Mille ans de littérature vietnamienneUne Anthologie
Editions Philippe Picquier Poche– 603 pages – Publié en septembre 2002 – Prix 10,50€. Réaliser l'anthologie d'une littérature riche de très nombreux genres et couvrant un millénaire est une entreprise difficile. Des écrivains ont su la mener à bien avec une pagination raisonnable : NGUYEN KHAC VIEN et HUU NGOC, avec la collaboration de KY ANH, LE VAN CHAT, Françoise CORREZE , Mireille GANSEL, PHAM HUY THONG, YAO TRANG, THU LE, VU QUY VY et XUAN DIEU . Tout comme l'écrivain PHAN HUY DUONG qui dirige la collection Vietnam des Editions Philippe Picquier, ils jouent un rôle clé dans la diffusion en France de la littérature vietnamienne contemporaine. Écrivains, mais aussi traducteurs, ils font partie de cette lignée d'érudits, linguistes et philologues dont l'apport a été et demeure déterminant dans la connaissance de la culture française par les Vietnamiens et de la culture vietnamienne par les Français. En s'exprimant dans les deux langues, ils continuent à être des médiateurs irremplaçables dans les domaines de la littérature et de la francophonie. Ceci convient d'être souligné avant la présentation de cette anthologie.
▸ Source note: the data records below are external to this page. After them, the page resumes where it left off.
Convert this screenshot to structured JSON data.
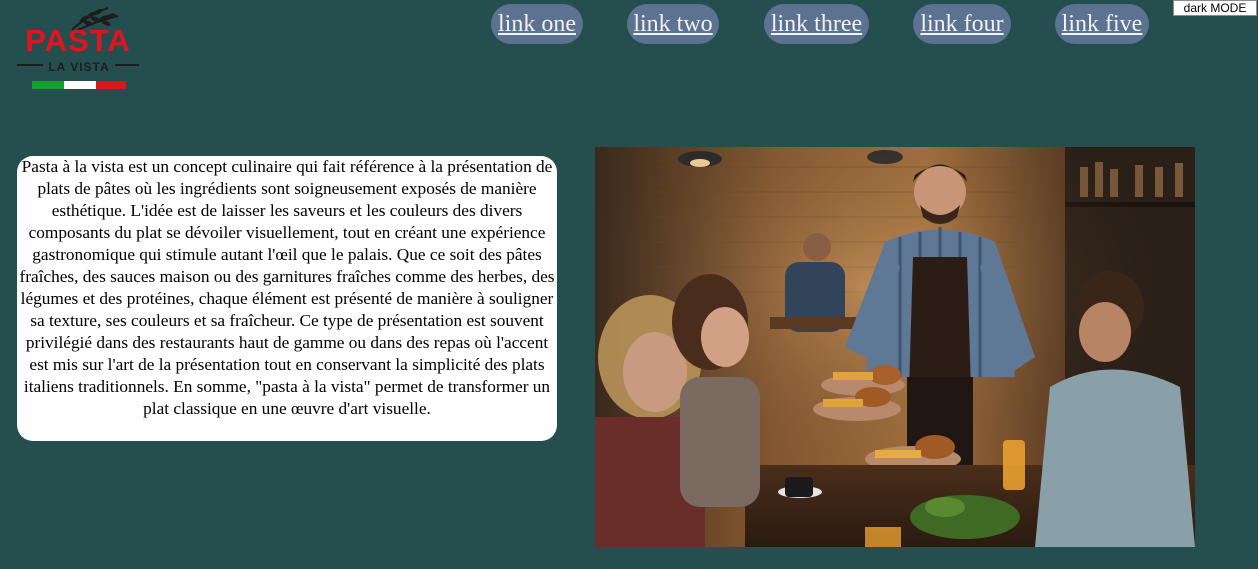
{
  "logo": {
    "main": "PASTA",
    "sub": "LA VISTA"
  },
  "nav": {
    "links": [
      {
        "label": "link one"
      },
      {
        "label": "link two"
      },
      {
        "label": "link three"
      },
      {
        "label": "link four"
      },
      {
        "label": "link five"
      }
    ]
  },
  "dark_mode_button": {
    "label": "dark MODE"
  },
  "intro": {
    "text": "Pasta à la vista est un concept culinaire qui fait référence à la présentation de plats de pâtes où les ingrédients sont soigneusement exposés de manière esthétique. L'idée est de laisser les saveurs et les couleurs des divers composants du plat se dévoiler visuellement, tout en créant une expérience gastronomique qui stimule autant l'œil que le palais. Que ce soit des pâtes fraîches, des sauces maison ou des garnitures fraîches comme des herbes, des légumes et des protéines, chaque élément est présenté de manière à souligner sa texture, ses couleurs et sa fraîcheur. Ce type de présentation est souvent privilégié dans des restaurants haut de gamme ou dans des repas où l'accent est mis sur l'art de la présentation tout en conservant la simplicité des plats italiens traditionnels. En somme, \"pasta à la vista\" permet de transformer un plat classique en une œuvre d'art visuelle."
  },
  "colors": {
    "background": "#254f4f",
    "nav_pill": "#5b7291",
    "logo_red": "#e0141e",
    "flag_green": "#14a02a"
  }
}
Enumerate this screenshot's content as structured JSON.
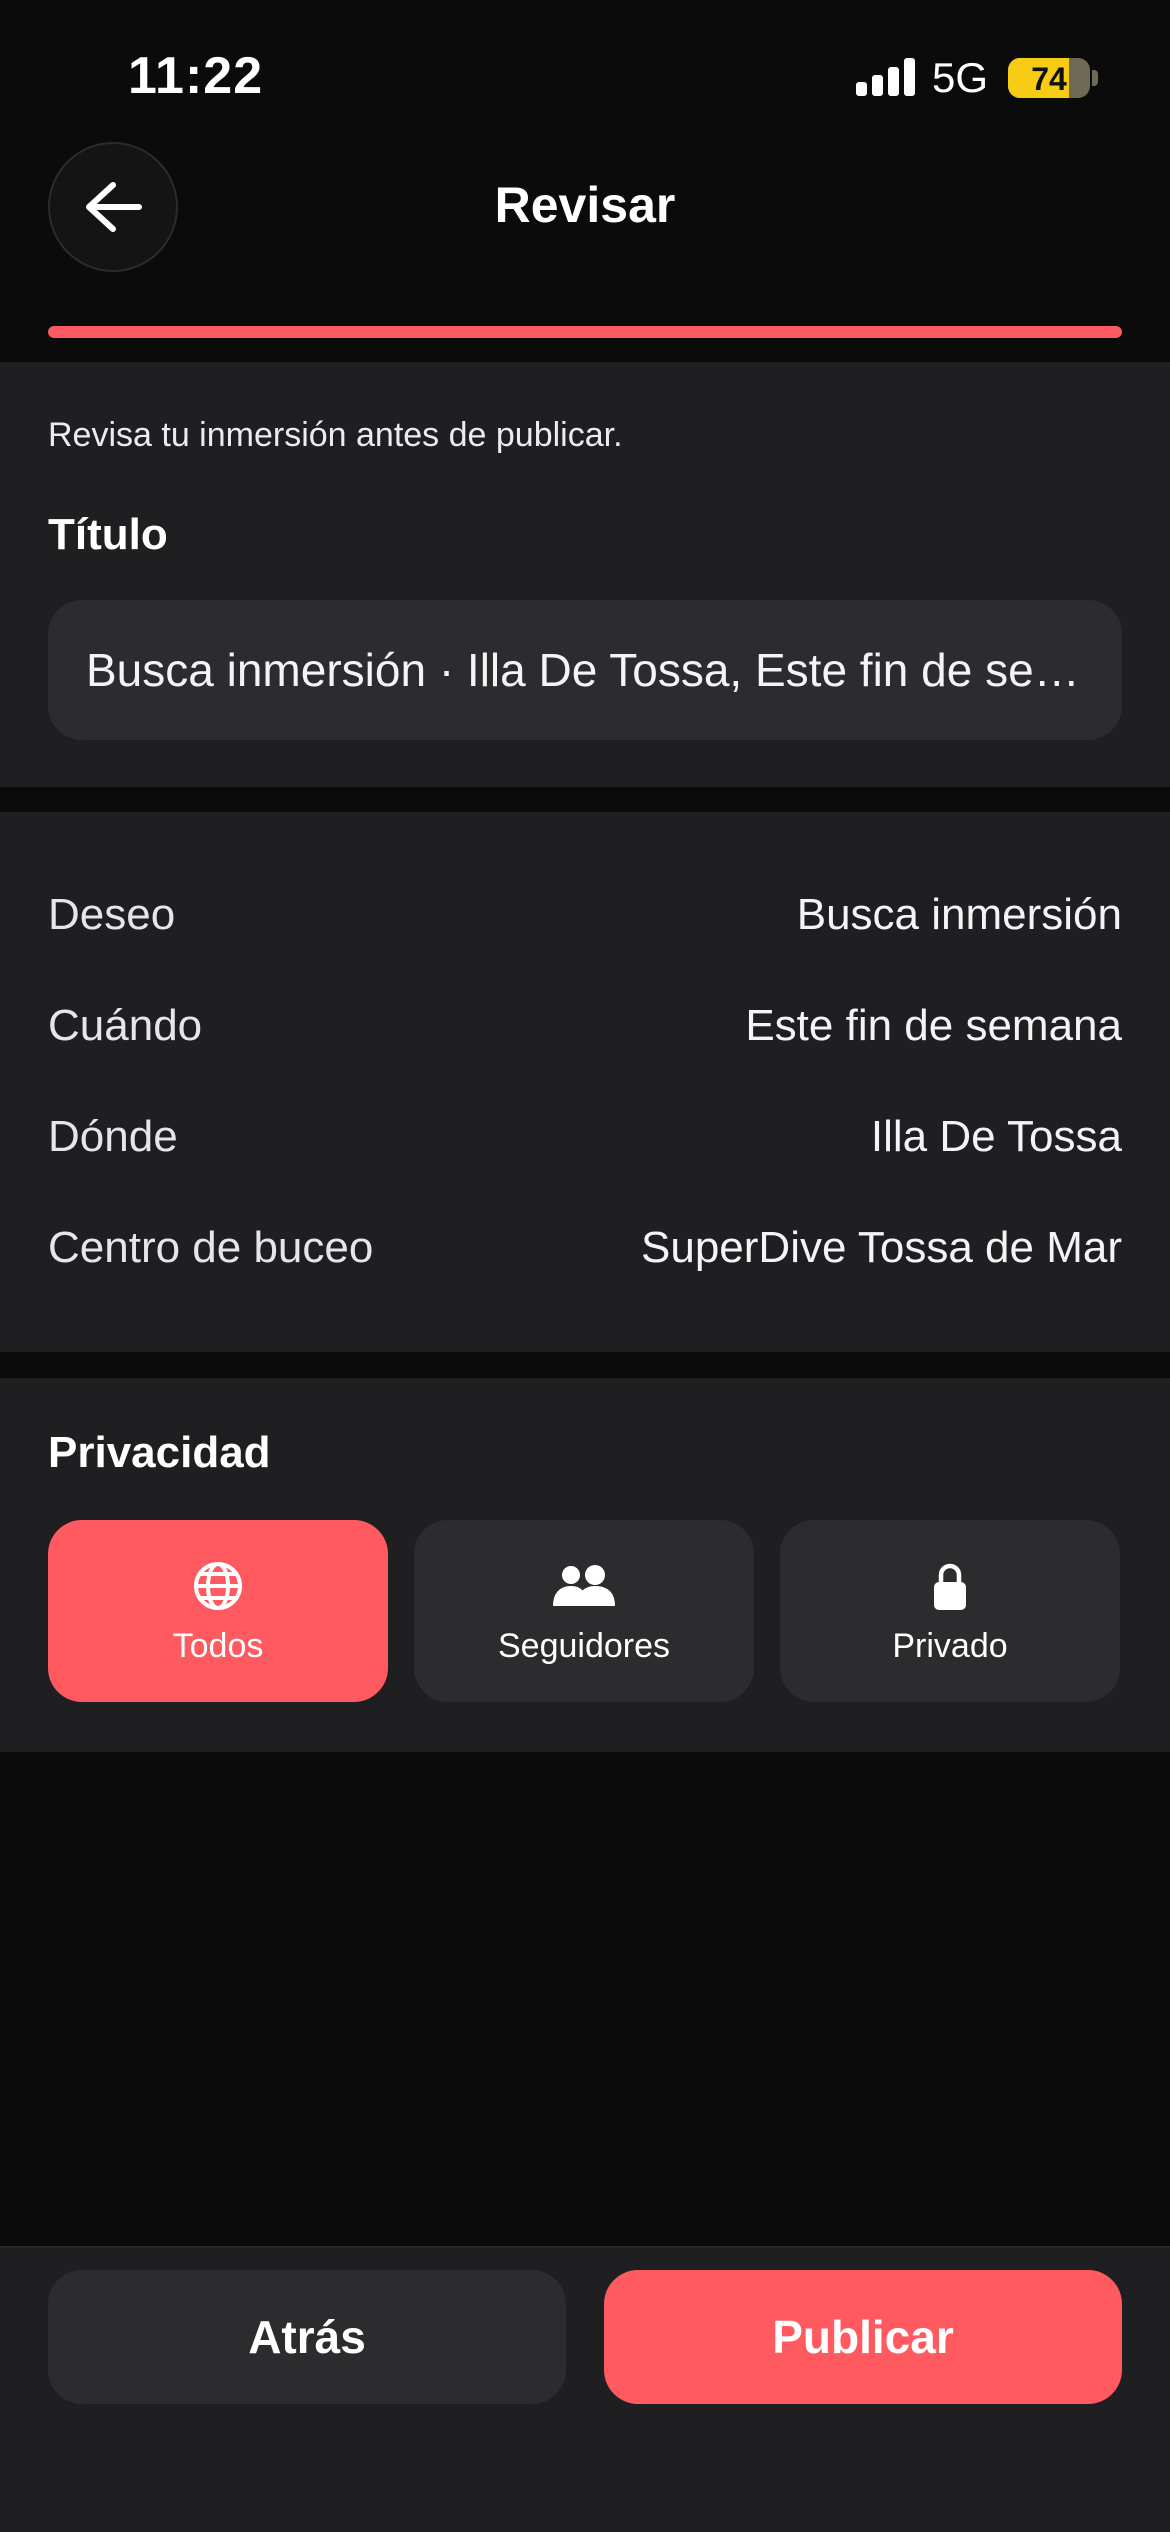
{
  "status_bar": {
    "time": "11:22",
    "network": "5G",
    "battery_level": "74",
    "battery_color": "#f7cc15"
  },
  "header": {
    "title": "Revisar",
    "back_icon": "arrow-left-icon",
    "progress": 1.0,
    "accent_color": "#fe5a60"
  },
  "intro": {
    "text": "Revisa tu inmersión antes de publicar."
  },
  "title_section": {
    "label": "Título",
    "value": "Busca inmersión · Illa De Tossa, Este fin de semana"
  },
  "details": [
    {
      "key": "Deseo",
      "value": "Busca inmersión"
    },
    {
      "key": "Cuándo",
      "value": "Este fin de semana"
    },
    {
      "key": "Dónde",
      "value": "Illa De Tossa"
    },
    {
      "key": "Centro de buceo",
      "value": "SuperDive Tossa de Mar"
    }
  ],
  "privacy": {
    "label": "Privacidad",
    "selected": "Todos",
    "options": [
      {
        "label": "Todos",
        "icon": "globe-icon"
      },
      {
        "label": "Seguidores",
        "icon": "users-icon"
      },
      {
        "label": "Privado",
        "icon": "lock-icon"
      }
    ]
  },
  "actions": {
    "back_label": "Atrás",
    "publish_label": "Publicar"
  }
}
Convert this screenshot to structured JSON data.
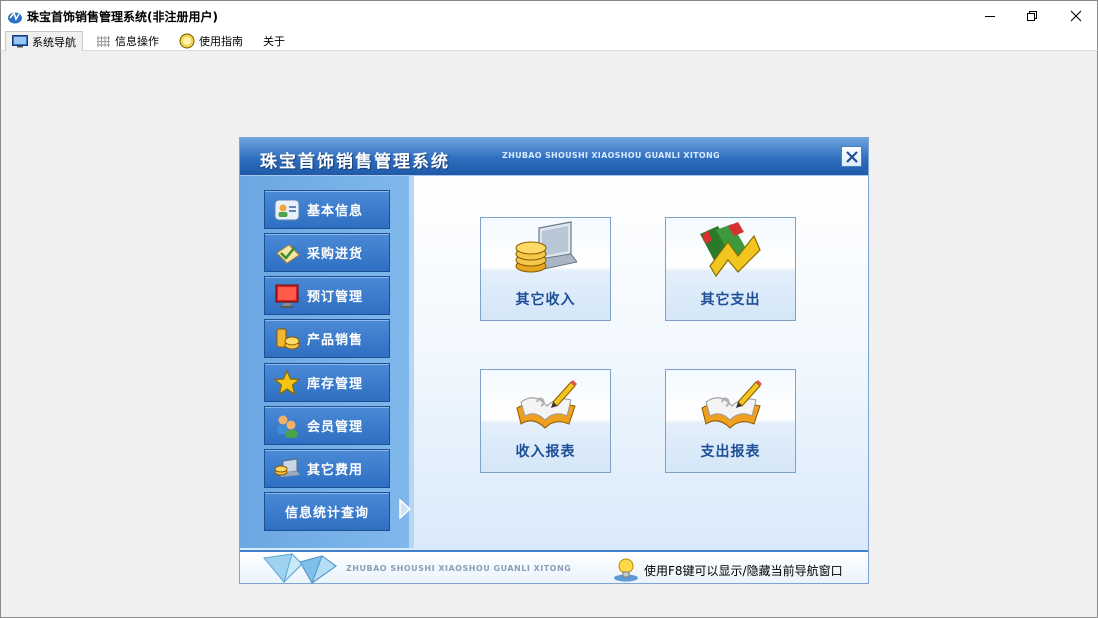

PRESENTATIONDébut 1970, les Éditions en langues étrangères du Vietnam publient une « Anthologie de la littérature vietnamienne ». Quatre gros volumes allant du Xème siècle à l'époque contemporaine, salués quasi unanimement. Une refonte est faite en 1991 sous le titre « Panorama de la littérature vietnamienne », ouvrage repris et publié par les Éditions Philippe Picquier. C'est ce que l'on apprend dans l'avertissement de PHAN HUY DUONG en préambule de « Mille ans de littérature vietnamienne ». En directeur de publication rigoureux, il y souligne l'appartenance à l'état des Éditions en langues étrangères du Vietnam et ses conséquences : absence regrettable de certains auteurs du XXème siècle, non prise en compte de « l'importante production littéraire de la diaspora vietnamienne à l'étranger ». On peut ajouter un exposé partisan de l'Histoire du Vietnam en introduction. Il n'en demeure pas moins que ce livre est remarquable de par son architecture et son contenu. On y trouve trois grandes parties : « Littérature savante viet », « Littérature populaire viet », « Littérature orale des ethnies minoritaires », composées de sous-parties correspondant aux différentes étapes de l'Histoire tourmentée du Vietnam. Les extraits des œuvres présentées sont précédées d'une brève biographie de leurs auteurs dont on retrouve les 319 noms en index. Dans ce panorama de la littérature vietnamienne apparaît une culture originale aux multiples facettes, enracinée dans des valeurs très anciennes et qui, malgré les vicissitudes de l'Histoire, a su s'épanouir au contact d'autres civilisations, notamment la civilisation française. L'évolution de la langue et de l'écriture vietnamiennes à travers le "han ", le "chu nom", le quoc ngu en a été le vecteur (1). Au-delà, le lecteur découvrira quantités d'informations sur les évènements qui ont marqué l'Histoire de ce pays, sur son administration, sa population, ses croyances et modes de vie. En voici un bref aperçu.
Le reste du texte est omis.